Child engagement
Children Engagement refers to an engagement between underage children , with their parents an arranged marriage prepare - as opposed to a child marriage , which before reaching the marriageable age is closed. Often goods are exchanged during the engagement party (as bride price , morning gift or dowry ) in order to confirm the binding nature of the engagement contract .
Child engagements and so-called “cradle marriages” used to be widespread in Central Asia. The Uzbeks still use the "Jetek Tschirtisch", a form of child engagement in which two small children of different sexes are promised to each other. The name comes from the custom of tearing the two children's clothes at the corresponding ceremony.
Among the small Kadar people in northern Nigeria in Africa, most marriages are between men and women who were engaged to each other as children. The father of the bride or groom arranges such a child engagement when the girl is three to six years old. About ten years later, the engaged couple lived together. If the Kadar girl has been impregnated by another man in the meantime, the future husband does not care.
history
Child engagements were sometimes used as part of an aristocratic “ marriage policy ” in order to link territories and their ruling families through marriage alliances and thereby secure or expand political power.

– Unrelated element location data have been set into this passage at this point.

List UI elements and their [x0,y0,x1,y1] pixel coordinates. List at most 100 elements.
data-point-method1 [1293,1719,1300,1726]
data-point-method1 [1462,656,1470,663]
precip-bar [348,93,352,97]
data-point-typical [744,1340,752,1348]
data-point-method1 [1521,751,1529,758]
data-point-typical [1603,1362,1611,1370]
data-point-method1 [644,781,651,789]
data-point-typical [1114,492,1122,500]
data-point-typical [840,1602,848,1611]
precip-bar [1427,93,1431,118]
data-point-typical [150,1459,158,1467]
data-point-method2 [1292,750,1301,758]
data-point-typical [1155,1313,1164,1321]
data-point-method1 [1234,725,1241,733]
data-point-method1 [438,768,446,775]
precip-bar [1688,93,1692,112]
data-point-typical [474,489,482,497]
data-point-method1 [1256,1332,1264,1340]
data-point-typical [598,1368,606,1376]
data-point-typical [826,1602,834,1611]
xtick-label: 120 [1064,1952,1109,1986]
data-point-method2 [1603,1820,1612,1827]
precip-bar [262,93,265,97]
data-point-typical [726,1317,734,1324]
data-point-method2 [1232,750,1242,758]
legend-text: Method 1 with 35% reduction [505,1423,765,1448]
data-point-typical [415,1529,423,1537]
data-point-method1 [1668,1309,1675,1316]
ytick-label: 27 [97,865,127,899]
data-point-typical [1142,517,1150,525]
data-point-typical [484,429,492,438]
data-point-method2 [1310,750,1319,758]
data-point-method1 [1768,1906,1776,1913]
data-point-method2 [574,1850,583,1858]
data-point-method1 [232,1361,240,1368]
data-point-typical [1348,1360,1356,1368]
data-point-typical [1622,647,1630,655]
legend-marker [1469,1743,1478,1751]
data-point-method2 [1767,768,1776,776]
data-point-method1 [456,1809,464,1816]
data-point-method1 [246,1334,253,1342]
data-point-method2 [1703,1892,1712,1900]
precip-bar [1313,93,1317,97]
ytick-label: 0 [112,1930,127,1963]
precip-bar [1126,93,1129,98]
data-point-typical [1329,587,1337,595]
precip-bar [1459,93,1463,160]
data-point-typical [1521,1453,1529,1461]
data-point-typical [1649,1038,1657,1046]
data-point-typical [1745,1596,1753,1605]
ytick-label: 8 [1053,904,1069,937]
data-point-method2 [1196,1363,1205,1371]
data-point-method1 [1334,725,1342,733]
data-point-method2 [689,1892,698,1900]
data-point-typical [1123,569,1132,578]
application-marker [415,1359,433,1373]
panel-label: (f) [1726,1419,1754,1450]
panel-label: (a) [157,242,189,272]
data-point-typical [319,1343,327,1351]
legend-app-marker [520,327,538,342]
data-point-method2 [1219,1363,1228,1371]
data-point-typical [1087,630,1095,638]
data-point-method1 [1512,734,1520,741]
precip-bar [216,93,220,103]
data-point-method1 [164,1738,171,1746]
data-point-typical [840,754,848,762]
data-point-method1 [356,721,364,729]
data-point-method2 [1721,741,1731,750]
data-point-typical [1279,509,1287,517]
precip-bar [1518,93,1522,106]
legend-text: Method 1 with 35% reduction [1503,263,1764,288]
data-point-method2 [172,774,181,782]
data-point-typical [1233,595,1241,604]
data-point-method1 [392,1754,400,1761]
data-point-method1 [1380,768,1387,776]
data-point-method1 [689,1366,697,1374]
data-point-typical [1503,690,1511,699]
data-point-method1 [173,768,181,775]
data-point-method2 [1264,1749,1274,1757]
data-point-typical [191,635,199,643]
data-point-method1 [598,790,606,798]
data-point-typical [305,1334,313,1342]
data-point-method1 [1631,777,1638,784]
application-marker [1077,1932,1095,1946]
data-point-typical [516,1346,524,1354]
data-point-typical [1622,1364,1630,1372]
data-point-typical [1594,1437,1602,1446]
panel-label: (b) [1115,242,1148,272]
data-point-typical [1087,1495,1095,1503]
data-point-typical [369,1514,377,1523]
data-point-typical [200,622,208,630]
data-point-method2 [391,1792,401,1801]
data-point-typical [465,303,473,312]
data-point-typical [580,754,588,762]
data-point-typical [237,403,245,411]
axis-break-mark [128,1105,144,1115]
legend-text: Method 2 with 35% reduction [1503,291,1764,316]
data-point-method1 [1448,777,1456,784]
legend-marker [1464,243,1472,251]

For example, a child engagement took place in 1496 between the five-year-old heiress Maria von Jülich-Berg and the six-year-old Johann von Kleve-Mark at Burg Castle in what is now Solingen . 14 years later, the wedding was celebrated in Düsseldorf on October 1, 1510 , as the so-called "Klever Union". The engagement of the children paved the way for the merger of the states of Jülich-Berg with Kleve , Mark and Ravensberg to form the united duchies of Jülich-Kleve-Berg and made Johann von Jülich-Kleve-Berg the most powerful prince in West Germany from 1521 .
See also
Web links
- Helmut Lukas, Vera Schindler, Johann Stockinger: Child engagement. In: Online Interactive Glossary: Marriage, Marriage, and Family. Institute for Cultural and Social Anthropology, University of Vienna, October 1997, accessed on December 24, 2013 (detailed remarks, with references).
Individual evidence
- ↑ a b Lukas, Schindler, Stockinger: Child engagement. In: Online Interactive Glossary: Marriage, Marriage, and Family. University of Vienna, October 1997, accessed December 24, 2013 .
- ↑ Marion Linska, Andrea Handl, Gabriele Rasuly-Paleczek: Introduction to Anthropology of Central Asia. (PDF; 517 kB) Lecture notes, Institute for Cultural and Social Anthropology, University of Vienna, January 2003, p. 124 , archived from the original on October 7, 2009 ; Retrieved December 24, 2013 .
- ^ Wilhelm Janssen: Johann III. In: New German Biography (NDB). Volume 10, Duncker & Humblot, Berlin 1974, ISBN 3-428-00191-5 , p. 493 ( digitized version ).